A choir is singing at a festival. On the first night, 12 choir members were absent, so the choir stood in 5 equal rows. On the second night, only 1 member was absent, so the choir stood in 6 equal rows. The same member of people stood in each row each night. How many members are in the choir ? 

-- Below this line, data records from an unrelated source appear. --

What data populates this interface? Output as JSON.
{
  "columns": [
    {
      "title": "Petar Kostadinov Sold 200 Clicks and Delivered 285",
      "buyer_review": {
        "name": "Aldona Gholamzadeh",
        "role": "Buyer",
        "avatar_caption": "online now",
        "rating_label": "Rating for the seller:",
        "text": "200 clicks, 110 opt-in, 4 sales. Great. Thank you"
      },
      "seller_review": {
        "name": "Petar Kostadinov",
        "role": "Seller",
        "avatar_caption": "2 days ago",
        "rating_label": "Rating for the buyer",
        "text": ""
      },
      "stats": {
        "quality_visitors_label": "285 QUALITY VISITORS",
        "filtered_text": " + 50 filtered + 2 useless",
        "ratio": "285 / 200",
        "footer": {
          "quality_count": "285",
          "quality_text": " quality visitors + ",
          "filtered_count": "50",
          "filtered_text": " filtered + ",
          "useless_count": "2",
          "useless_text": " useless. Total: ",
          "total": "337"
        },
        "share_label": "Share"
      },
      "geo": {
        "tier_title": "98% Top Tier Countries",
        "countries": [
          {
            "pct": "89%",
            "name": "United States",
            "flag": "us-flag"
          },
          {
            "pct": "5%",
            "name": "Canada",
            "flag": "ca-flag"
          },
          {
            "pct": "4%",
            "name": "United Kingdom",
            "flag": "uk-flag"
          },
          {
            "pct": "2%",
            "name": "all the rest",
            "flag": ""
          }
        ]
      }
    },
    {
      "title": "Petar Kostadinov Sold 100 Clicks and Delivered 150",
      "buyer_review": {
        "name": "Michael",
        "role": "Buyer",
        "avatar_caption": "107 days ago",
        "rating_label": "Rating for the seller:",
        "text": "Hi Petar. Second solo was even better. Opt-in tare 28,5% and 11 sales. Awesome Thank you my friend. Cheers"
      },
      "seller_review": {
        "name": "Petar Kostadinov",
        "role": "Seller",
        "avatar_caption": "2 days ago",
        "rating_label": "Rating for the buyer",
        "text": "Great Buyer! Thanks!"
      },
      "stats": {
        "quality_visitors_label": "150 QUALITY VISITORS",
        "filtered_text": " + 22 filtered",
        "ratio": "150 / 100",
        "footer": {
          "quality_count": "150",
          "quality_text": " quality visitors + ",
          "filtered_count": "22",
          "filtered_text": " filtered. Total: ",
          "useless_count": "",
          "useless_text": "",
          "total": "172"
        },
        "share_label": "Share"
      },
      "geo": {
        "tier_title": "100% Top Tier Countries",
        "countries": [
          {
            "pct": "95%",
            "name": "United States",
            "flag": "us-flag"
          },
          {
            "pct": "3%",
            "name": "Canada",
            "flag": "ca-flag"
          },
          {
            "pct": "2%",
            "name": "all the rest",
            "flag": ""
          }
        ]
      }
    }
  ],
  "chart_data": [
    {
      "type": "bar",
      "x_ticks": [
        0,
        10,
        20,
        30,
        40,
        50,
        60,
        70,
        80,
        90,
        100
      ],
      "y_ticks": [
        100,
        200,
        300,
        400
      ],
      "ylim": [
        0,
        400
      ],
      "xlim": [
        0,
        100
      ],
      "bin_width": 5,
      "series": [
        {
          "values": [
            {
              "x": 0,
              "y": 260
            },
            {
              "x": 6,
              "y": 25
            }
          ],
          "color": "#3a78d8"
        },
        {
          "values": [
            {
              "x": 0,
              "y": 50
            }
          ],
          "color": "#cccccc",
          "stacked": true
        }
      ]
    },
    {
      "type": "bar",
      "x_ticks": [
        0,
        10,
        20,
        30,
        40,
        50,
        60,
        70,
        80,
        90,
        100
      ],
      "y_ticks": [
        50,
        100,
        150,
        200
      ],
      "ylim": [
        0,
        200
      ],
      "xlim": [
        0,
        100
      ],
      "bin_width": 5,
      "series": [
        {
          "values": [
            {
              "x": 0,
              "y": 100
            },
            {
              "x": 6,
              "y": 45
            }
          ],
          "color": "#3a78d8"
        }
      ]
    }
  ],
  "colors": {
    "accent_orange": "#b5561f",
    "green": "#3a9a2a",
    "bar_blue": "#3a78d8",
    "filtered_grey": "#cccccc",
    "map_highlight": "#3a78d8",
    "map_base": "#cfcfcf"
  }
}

To solve the problem step-by-step, let's define the variables and set up the equations based on the information given. ### Step 1: Define the variable Let the total number of choir members be \( X \). ### Step 2: Set up the equation for the first night On the first night, 12 members were absent. Therefore, the number of members present that night is: \[ X - 12 \] These members stood in 5 equal rows, so we can express this as: \[ \frac{X - 12}{5} \] This represents the number of members in each row on the first night. ### Step 3: Set up the equation for the second night On the second night, only 1 member was absent. Therefore, the number of members present that night is: \[ X - 1 \] These members stood in 6 equal rows, so we can express this as: \[ \frac{X - 1}{6} \] This represents the number of members in each row on the second night. ### Step 4: Set the two expressions equal Since the number of members in each row is the same on both nights, we can set the two expressions equal to each other: \[ \frac{X - 12}{5} = \frac{X - 1}{6} \] ### Step 5: Cross-multiply to eliminate the fractions Cross-multiplying gives us: \[ 6(X - 12) = 5(X - 1) \] ### Step 6: Distribute both sides Distributing the terms on both sides results in: \[ 6X - 72 = 5X - 5 \] ### Step 7: Isolate the variable Now, we will isolate \( X \) by subtracting \( 5X \) from both sides: \[ 6X - 5X - 72 = -5 \] This simplifies to: \[ X - 72 = -5 \] ### Step 8: Solve for \( X \) Now, add 72 to both sides: \[ X = 72 - 5 \] Thus, \[ X = 67 \] ### Conclusion The total number of members in the choir is \( 67 \). ---